Wat ik hiermee wil zeggen is dat ik nogal eens over tijd nadenk. En vooral over het feit dat iemand ooit heeft bedacht dat tijd lineair is, en wij vervolgens vast zijn komen te zitten in het beeld van tijd als een lijn. Overal waar je kijkt, komt, is tijd op dezelfde manier aanwezig. Ik vind dat nogal verontrustend, tijd is een idee, en wij leven met dat idee alsof het een kwestie is van zeker-weten. Joke Hermsen probeert in haar essaybundel Stil de tijd dit zeker-weten los te laten. Een van haar grootste inspiratiebronnen is Henri Bergson.

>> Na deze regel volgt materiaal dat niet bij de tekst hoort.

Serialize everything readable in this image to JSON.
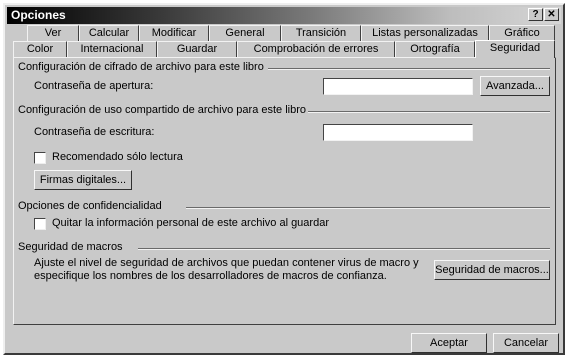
{
  "window": {
    "title": "Opciones",
    "help_label": "?",
    "close_label": "✕"
  },
  "tabs_row1": [
    "Ver",
    "Calcular",
    "Modificar",
    "General",
    "Transición",
    "Listas personalizadas",
    "Gráfico"
  ],
  "tabs_row2": [
    "Color",
    "Internacional",
    "Guardar",
    "Comprobación de errores",
    "Ortografía",
    "Seguridad"
  ],
  "active_tab": "Seguridad",
  "security": {
    "encrypt_group": "Configuración de cifrado de archivo para este libro",
    "open_password_label": "Contraseña de apertura:",
    "open_password_value": "",
    "advanced_button": "Avanzada...",
    "sharing_group": "Configuración de uso compartido de archivo para este libro",
    "write_password_label": "Contraseña de escritura:",
    "write_password_value": "",
    "read_only_label": "Recomendado sólo lectura",
    "digital_signatures_button": "Firmas digitales...",
    "privacy_group": "Opciones de confidencialidad",
    "remove_personal_info_label": "Quitar la información personal de este archivo al guardar",
    "macro_group": "Seguridad de macros",
    "macro_description_line1": "Ajuste el nivel de seguridad de archivos que puedan contener virus de macro y",
    "macro_description_line2": "especifique los nombres de los desarrolladores de macros de confianza.",
    "macro_security_button": "Seguridad de macros..."
  },
  "footer": {
    "ok_button": "Aceptar",
    "cancel_button": "Cancelar"
  }
}
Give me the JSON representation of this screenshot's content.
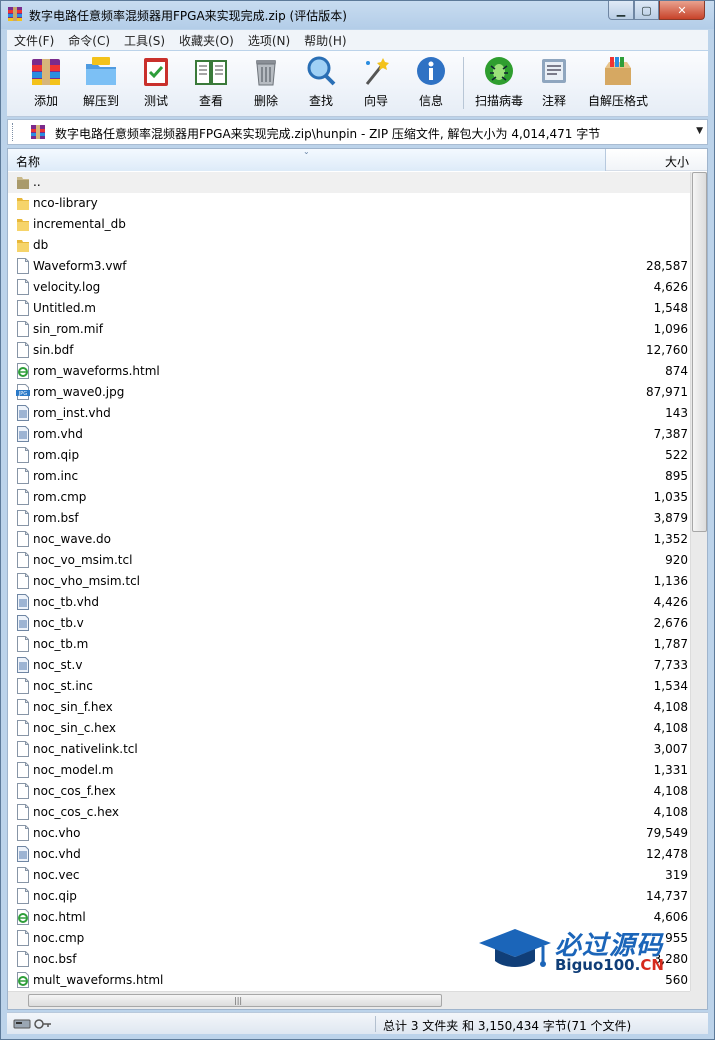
{
  "window": {
    "title": "数字电路任意频率混频器用FPGA来实现完成.zip (评估版本)"
  },
  "menu": [
    "文件(F)",
    "命令(C)",
    "工具(S)",
    "收藏夹(O)",
    "选项(N)",
    "帮助(H)"
  ],
  "toolbar": [
    {
      "label": "添加",
      "icon": "add-archive-icon"
    },
    {
      "label": "解压到",
      "icon": "extract-to-icon"
    },
    {
      "label": "测试",
      "icon": "test-icon"
    },
    {
      "label": "查看",
      "icon": "view-icon"
    },
    {
      "label": "删除",
      "icon": "delete-icon"
    },
    {
      "label": "查找",
      "icon": "find-icon"
    },
    {
      "label": "向导",
      "icon": "wizard-icon"
    },
    {
      "label": "信息",
      "icon": "info-icon"
    },
    {
      "label": "扫描病毒",
      "icon": "virus-scan-icon"
    },
    {
      "label": "注释",
      "icon": "comment-icon"
    },
    {
      "label": "自解压格式",
      "icon": "sfx-icon"
    }
  ],
  "address": {
    "path": "数字电路任意频率混频器用FPGA来实现完成.zip\\hunpin - ZIP 压缩文件, 解包大小为 4,014,471 字节"
  },
  "columns": {
    "name": "名称",
    "size": "大小"
  },
  "files": [
    {
      "name": "..",
      "size": "",
      "type": "up"
    },
    {
      "name": "nco-library",
      "size": "",
      "type": "folder"
    },
    {
      "name": "incremental_db",
      "size": "",
      "type": "folder"
    },
    {
      "name": "db",
      "size": "",
      "type": "folder"
    },
    {
      "name": "Waveform3.vwf",
      "size": "28,587",
      "type": "file"
    },
    {
      "name": "velocity.log",
      "size": "4,626",
      "type": "file"
    },
    {
      "name": "Untitled.m",
      "size": "1,548",
      "type": "file"
    },
    {
      "name": "sin_rom.mif",
      "size": "1,096",
      "type": "file"
    },
    {
      "name": "sin.bdf",
      "size": "12,760",
      "type": "file"
    },
    {
      "name": "rom_waveforms.html",
      "size": "874",
      "type": "html"
    },
    {
      "name": "rom_wave0.jpg",
      "size": "87,971",
      "type": "jpg"
    },
    {
      "name": "rom_inst.vhd",
      "size": "143",
      "type": "code"
    },
    {
      "name": "rom.vhd",
      "size": "7,387",
      "type": "code"
    },
    {
      "name": "rom.qip",
      "size": "522",
      "type": "file"
    },
    {
      "name": "rom.inc",
      "size": "895",
      "type": "file"
    },
    {
      "name": "rom.cmp",
      "size": "1,035",
      "type": "file"
    },
    {
      "name": "rom.bsf",
      "size": "3,879",
      "type": "file"
    },
    {
      "name": "noc_wave.do",
      "size": "1,352",
      "type": "file"
    },
    {
      "name": "noc_vo_msim.tcl",
      "size": "920",
      "type": "file"
    },
    {
      "name": "noc_vho_msim.tcl",
      "size": "1,136",
      "type": "file"
    },
    {
      "name": "noc_tb.vhd",
      "size": "4,426",
      "type": "code"
    },
    {
      "name": "noc_tb.v",
      "size": "2,676",
      "type": "code"
    },
    {
      "name": "noc_tb.m",
      "size": "1,787",
      "type": "file"
    },
    {
      "name": "noc_st.v",
      "size": "7,733",
      "type": "code"
    },
    {
      "name": "noc_st.inc",
      "size": "1,534",
      "type": "file"
    },
    {
      "name": "noc_sin_f.hex",
      "size": "4,108",
      "type": "file"
    },
    {
      "name": "noc_sin_c.hex",
      "size": "4,108",
      "type": "file"
    },
    {
      "name": "noc_nativelink.tcl",
      "size": "3,007",
      "type": "file"
    },
    {
      "name": "noc_model.m",
      "size": "1,331",
      "type": "file"
    },
    {
      "name": "noc_cos_f.hex",
      "size": "4,108",
      "type": "file"
    },
    {
      "name": "noc_cos_c.hex",
      "size": "4,108",
      "type": "file"
    },
    {
      "name": "noc.vho",
      "size": "79,549",
      "type": "file"
    },
    {
      "name": "noc.vhd",
      "size": "12,478",
      "type": "code"
    },
    {
      "name": "noc.vec",
      "size": "319",
      "type": "file"
    },
    {
      "name": "noc.qip",
      "size": "14,737",
      "type": "file"
    },
    {
      "name": "noc.html",
      "size": "4,606",
      "type": "html"
    },
    {
      "name": "noc.cmp",
      "size": "955",
      "type": "file"
    },
    {
      "name": "noc.bsf",
      "size": "3,280",
      "type": "file"
    },
    {
      "name": "mult_waveforms.html",
      "size": "560",
      "type": "html"
    }
  ],
  "watermark": {
    "cn": "必过源码",
    "en_main": "Biguo100.",
    "en_tail": "CN"
  },
  "status": {
    "summary": "总计 3 文件夹 和 3,150,434 字节(71 个文件)"
  }
}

Bergson ontving ooit de Nobelprijs voor de Literatuur, maar hij was filosoof. De Fransman verzette zich tegen de natuurkundige tijd, de kloktijd die wordt verdeeld in ‘een reeks homogene en van elkaar geïsoleerde partjes – seconden, minuten, uren enz. – die vervolgens netjes naast elkaar op een oneindig lange lijn werden geplaatst en zo geteld konden worden.’ (p. 40) Bergson kwam met een tijdfilosofie die niet te vergelijken is met de chronologische tijd, alleen al omdat het een tijd is die alleen gevoeld kan worden. Bergson spreekt in plaats van tijd over 'duur':

‘De zuivere duur is de vorm die de opeenvolging van onze bewustzijnstoestanden aanneemt, wanneer ons ik zijn leven op zijn beloop laat, wanneer het geen scheiding wil aanbrengen tussen de huidige en de vroegere toestanden. Daartoe hoeft het niet helemaal door te dringen in het gevoel of idee dat voorbijgaat, want anders zou het integendeel ophouden te duren. Het hoeft evenmin de vroegere toestanden te vergeten: voldoende is het, terwijl het zich die toestanden herinnert, om ze niet naast de huidige toestanden te zetten als het ene naast het andere punt, maar om ze in een organisch verband ermee te plaatsen, net zoals we ons soms de noten van een melodie als het ware samengesmolten herinneren.’ (p. 43; uit Henri Bergsons Inleiding tot de metafysica)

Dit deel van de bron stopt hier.